Page 115 - Brot backen - wie es nur noch wenige können
P. 115
PROBEN, PFLANZEN, PLÄNE
Zurück ins Waldviertel. Je nach Erntejahr und Wetter beginnt die Hauptsaison in Raabs im Juni oder
Juli. Nach dem Dreschen wird das Korn von den Landwirten angeliefert, dann ist als erstes die Waage
an der Reihe. Danach werden von jeder Wagenladung Muster „gestochen“, wie man diesen Vorgang
nennt. Dazu bohrt Lisa Dyk mit einer langen, hohlen Stange, die sich mittels eines Drehmechanismus
an mehreren Löchern öffnen lässt, an verschiedenen Stellen in die großen Getreideberge auf den
Anhängern und nimmt Proben. Dieses Kornmuster ist ein perfektes Abbild der gesamten Ladung,
wird anschließend in eigene kleinere Behälter gefüllt, beschriftet und in einem ersten
Labordurchgang auch gleich überprüft. Sollte es notwendig sein, es später nochmals genauer
analysieren zu lassen, wird darauf zurückgegriffen. Es lässt sich anhand dieser Proben auch nach
Monaten noch nachverfolgen, von welchem Lieferanten welches Korn in welcher Qualität stammt.

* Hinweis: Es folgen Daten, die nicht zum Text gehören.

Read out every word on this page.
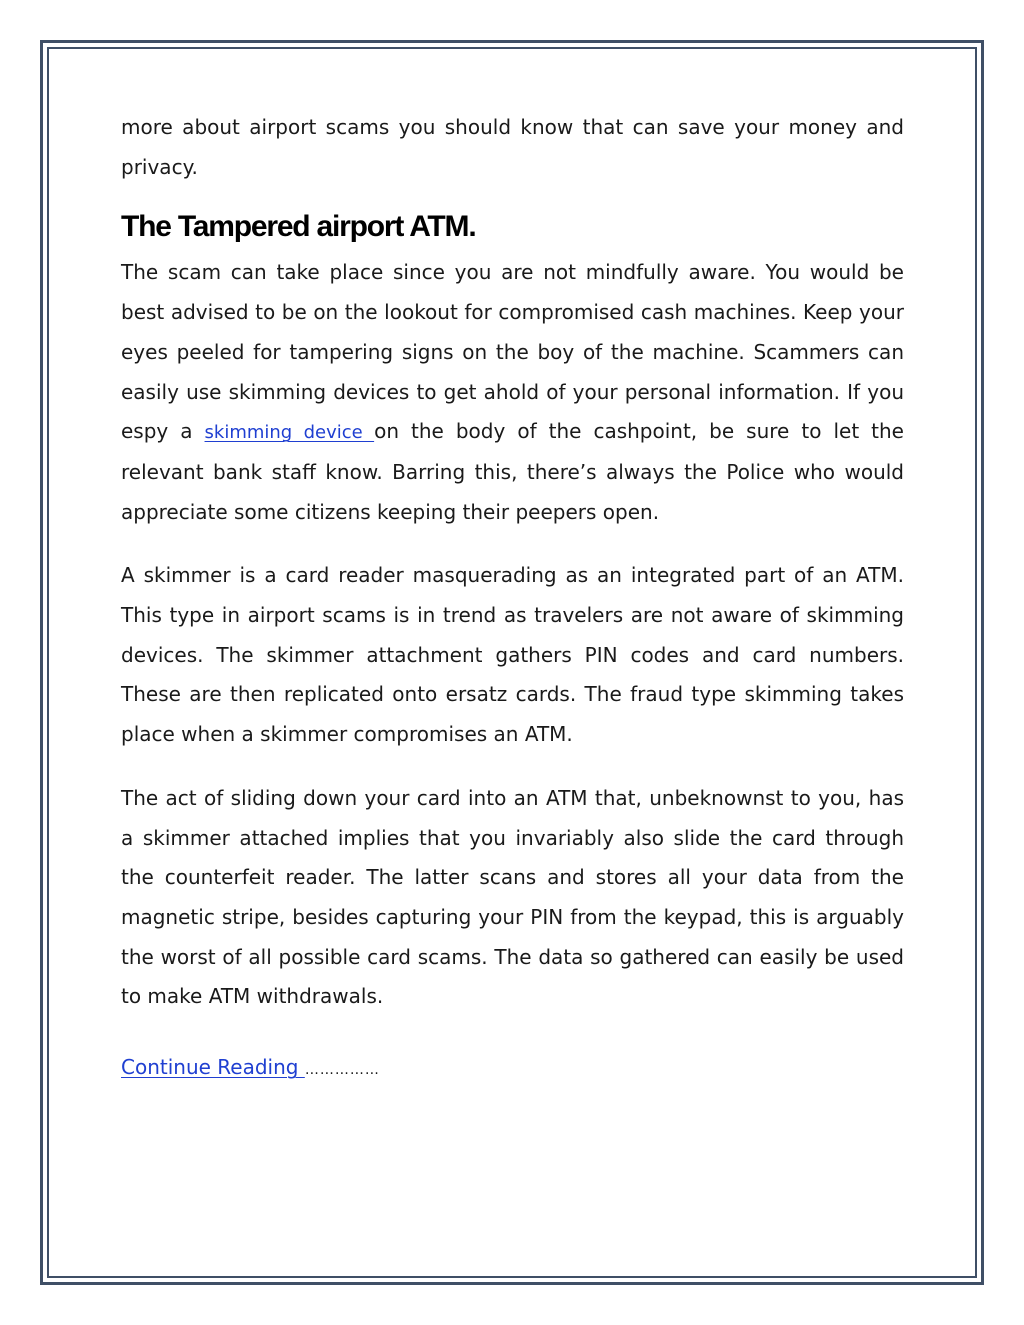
more about airport scams you should know that can save your money and privacy.

The Tampered airport ATM.

The scam can take place since you are not mindfully aware. You would be best advised to be on the lookout for compromised cash machines. Keep your eyes peeled for tampering signs on the boy of the machine. Scammers can easily use skimming devices to get ahold of your personal information. If you espy a skimming device on the body of the cashpoint, be sure to let the relevant bank staff know. Barring this, there’s always the Police who would appreciate some citizens keeping their peepers open.

A skimmer is a card reader masquerading as an integrated part of an ATM. This type in airport scams is in trend as travelers are not aware of skimming devices. The skimmer attachment gathers PIN codes and card numbers. These are then replicated onto ersatz cards. The fraud type skimming takes place when a skimmer compromises an ATM.

The act of sliding down your card into an ATM that, unbeknownst to you, has a skimmer attached implies that you invariably also slide the card through the counterfeit reader. The latter scans and stores all your data from the magnetic stripe, besides capturing your PIN from the keypad, this is arguably the worst of all possible card scams. The data so gathered can easily be used to make ATM withdrawals.

Continue Reading ……………
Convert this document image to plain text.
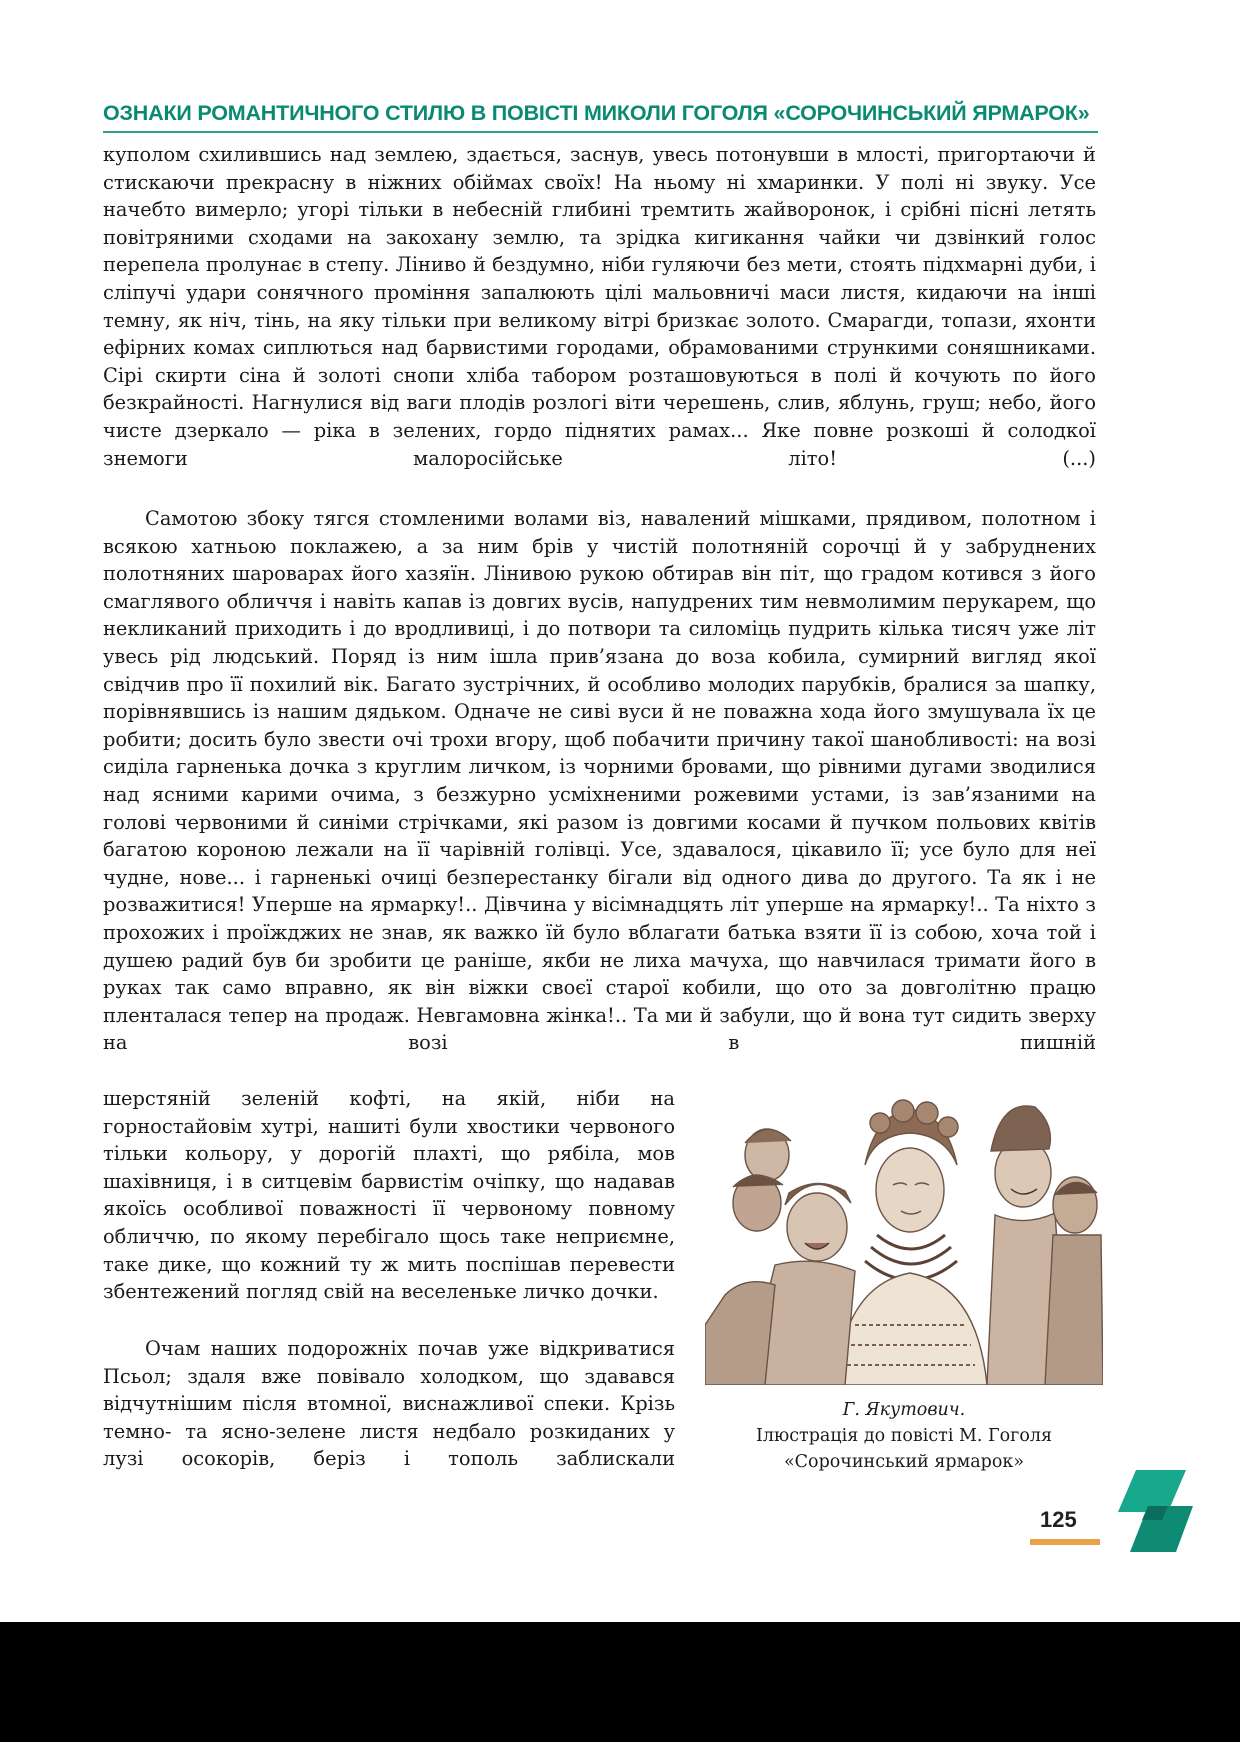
ОЗНАКИ РОМАНТИЧНОГО СТИЛЮ В ПОВІСТІ МИКОЛИ ГОГОЛЯ «СОРОЧИНСЬКИЙ ЯРМАРОК»

куполом схилившись над землею, здається, заснув, увесь потонувши в млості, пригортаючи й стискаючи прекрасну в ніжних обіймах своїх! На ньому ні хмаринки. У полі ні звуку. Усе начебто вимерло; угорі тільки в небесній глибині тремтить жайворонок, і срібні пісні летять повітряними сходами на закохану землю, та зрідка кигикання чайки чи дзвінкий голос перепела пролунає в степу. Ліниво й бездумно, ніби гуляючи без мети, стоять підхмарні дуби, і сліпучі удари сонячного проміння запалюють цілі мальовничі маси листя, кидаючи на інші темну, як ніч, тінь, на яку тільки при великому вітрі бризкає золото. Смарагди, топази, яхонти ефірних комах сиплються над барвистими городами, обрамованими стрункими соняшниками. Сірі скирти сіна й золоті снопи хліба табором розташовуються в полі й кочують по його безкрайності. Нагнулися від ваги плодів розлогі віти черешень, слив, яблунь, груш; небо, його чисте дзеркало — ріка в зелених, гордо піднятих рамах... Яке повне розкоші й солодкої знемоги малоросійське літо! (...)

Самотою збоку тягся стомленими волами віз, навалений мішками, прядивом, полотном і всякою хатньою поклажею, а за ним брів у чистій полотняній сорочці й у забруднених полотняних шароварах його хазяїн. Лінивою рукою обтирав він піт, що градом котився з його смаглявого обличчя і навіть капав із довгих вусів, напудрених тим невмолимим перукарем, що некликаний приходить і до вродливиці, і до потвори та силоміць пудрить кілька тисяч уже літ увесь рід людський. Поряд із ним ішла прив’язана до воза кобила, сумирний вигляд якої свідчив про її похилий вік. Багато зустрічних, й особливо молодих парубків, бралися за шапку, порівнявшись із нашим дядьком. Одначе не сиві вуси й не поважна хода його змушувала їх це робити; досить було звести очі трохи вгору, щоб побачити причину такої шанобливості: на возі сиділа гарненька дочка з круглим личком, із чорними бровами, що рівними дугами зводилися над ясними карими очима, з безжурно усміхненими рожевими устами, із зав’язаними на голові червоними й синіми стрічками, які разом із довгими косами й пучком польових квітів багатою короною лежали на її чарівній голівці. Усе, здавалося, цікавило її; усе було для неї чудне, нове... і гарненькі очиці безперестанку бігали від одного дива до другого. Та як і не розважитися! Уперше на ярмарку!.. Дівчина у вісімнадцять літ уперше на ярмарку!.. Та ніхто з прохожих і проїжджих не знав, як важко їй було вблагати батька взяти її із собою, хоча той і душею радий був би зробити це раніше, якби не лиха мачуха, що навчилася тримати його в руках так само вправно, як він віжки своєї старої кобили, що ото за довголітню працю пленталася тепер на продаж. Невгамовна жінка!.. Та ми й забули, що й вона тут сидить зверху на возі в пишній

шерстяній зеленій кофті, на якій, ніби на горностайовім хутрі, нашиті були хвостики червоного тільки кольору, у дорогій плахті, що рябіла, мов шахівниця, і в ситцевім барвистім очіпку, що надавав якоїсь особливої поважності її червоному повному обличчю, по якому перебігало щось таке неприємне, таке дике, що кожний ту ж мить поспішав перевести збентежений погляд свій на веселеньке личко дочки.

Очам наших подорожніх почав уже відкриватися Псьол; здаля вже повівало холодком, що здавався відчутнішим після втомної, виснажливої спеки. Крізь темно- та ясно-зелене листя недбало розкиданих у лузі осокорів, беріз і тополь заблискали

Г. Якутович.
Ілюстрація до повісті М. Гоголя
«Сорочинський ярмарок»
125
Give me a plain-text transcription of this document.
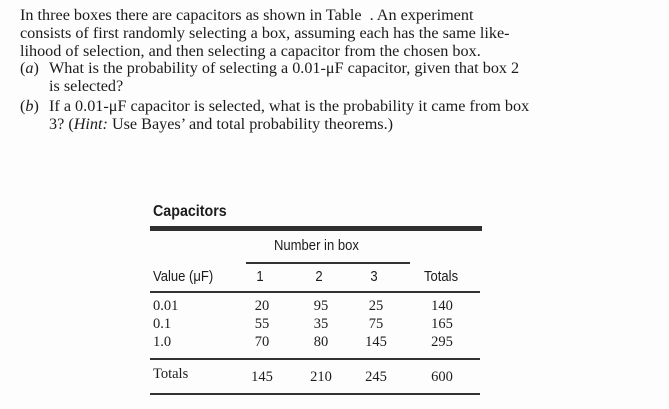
In three boxes there are capacitors as shown in Table . An experiment

consists of first randomly selecting a box, assuming each has the same like-

lihood of selection, and then selecting a capacitor from the chosen box.

(a) What is the probability of selecting a 0.01-μF capacitor, given that box 2

is selected?

(b) If a 0.01-μF capacitor is selected, what is the probability it came from box

3? (Hint: Use Bayes’ and total probability theorems.)

Capacitors
Number in box
Value (μF)	1	2	3	Totals
0.01	20	95	25	140
0.1	55	35	75	165
1.0	70	80	145	295
Totals	145	210	245	600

Wird das Getreide nach der Erstanalyse für gesund und zum Ankaufen geeignet befunden, folgt
nach dem Abladen der nächste Schritt: die Vorreinigung. Mittels Luftstrom und Siebmechanismen
wird der „Besatz“ entfernt, wie die Fachleute sagen. Das sind etwa Strohreste, kleine Steine, andere
Pflanzensamen, Insekten oder andere unerwünschte Bestandteile.
Danach wird das Getreide je nach Qualität in einzelne Silozellen gefüllt, wo es bis zur weiteren
Verarbeitung lagert – in manchen Fällen jahrelang. Ein genauer Plan gibt dazu Auskunft, was, wo und
seit wann gelagert ist.
Geht’s schließlich ans Mahlen, wird das Korn nochmals gereinigt. Und schließlich mit Wasser
benetzt. Lisa Dyk: „‚Netz-Schälstufe 1‘ nennen wir das. Dabei werden die Körner befeuchtet und
reiben sich gegenseitig die äußerste Schicht ab. Was einerseits nochmals eine Art Reinigung ist und
andererseits das Getreide speziell auf den Mahlvorgang vorbereitet.“
Danach wird das Getreide in sogenannten Abstehzellen so aufbereitet, dass es einen Wassergehalt
von rund 17 Prozent Feuchtigkeit hat. Peter Dyk: „Da löst sich die Hülle quasi schon leicht ab und der
Mehlkörper wird von der Schale besser trennbar.“ Anschließend geht es in die „Netz-Schälstufe 2“
und dann sind die Körner bereit für die Mühle.
Hier kommt nun das Dyk’sche DFM-Spezialverfahren zum Einsatz und wird für alle Mehle vom
dunklen Vollkorn bis zum feinsten weißen angewendet. Drei verschiedene Mahldurchgänge erzeugen
dabei das jeweils gewünschte Mehl. Immer wieder laufen die Körner durch noch feinere Siebe und
Stiftmahlwerke. Auch wird dabei die Kleie vom Mehl getrennt, und schließlich ist es da: Jenes feine
Pulver, das uns seit Menschengedenken das Grundnahrungsmittel Nummer eins beschert: Brot.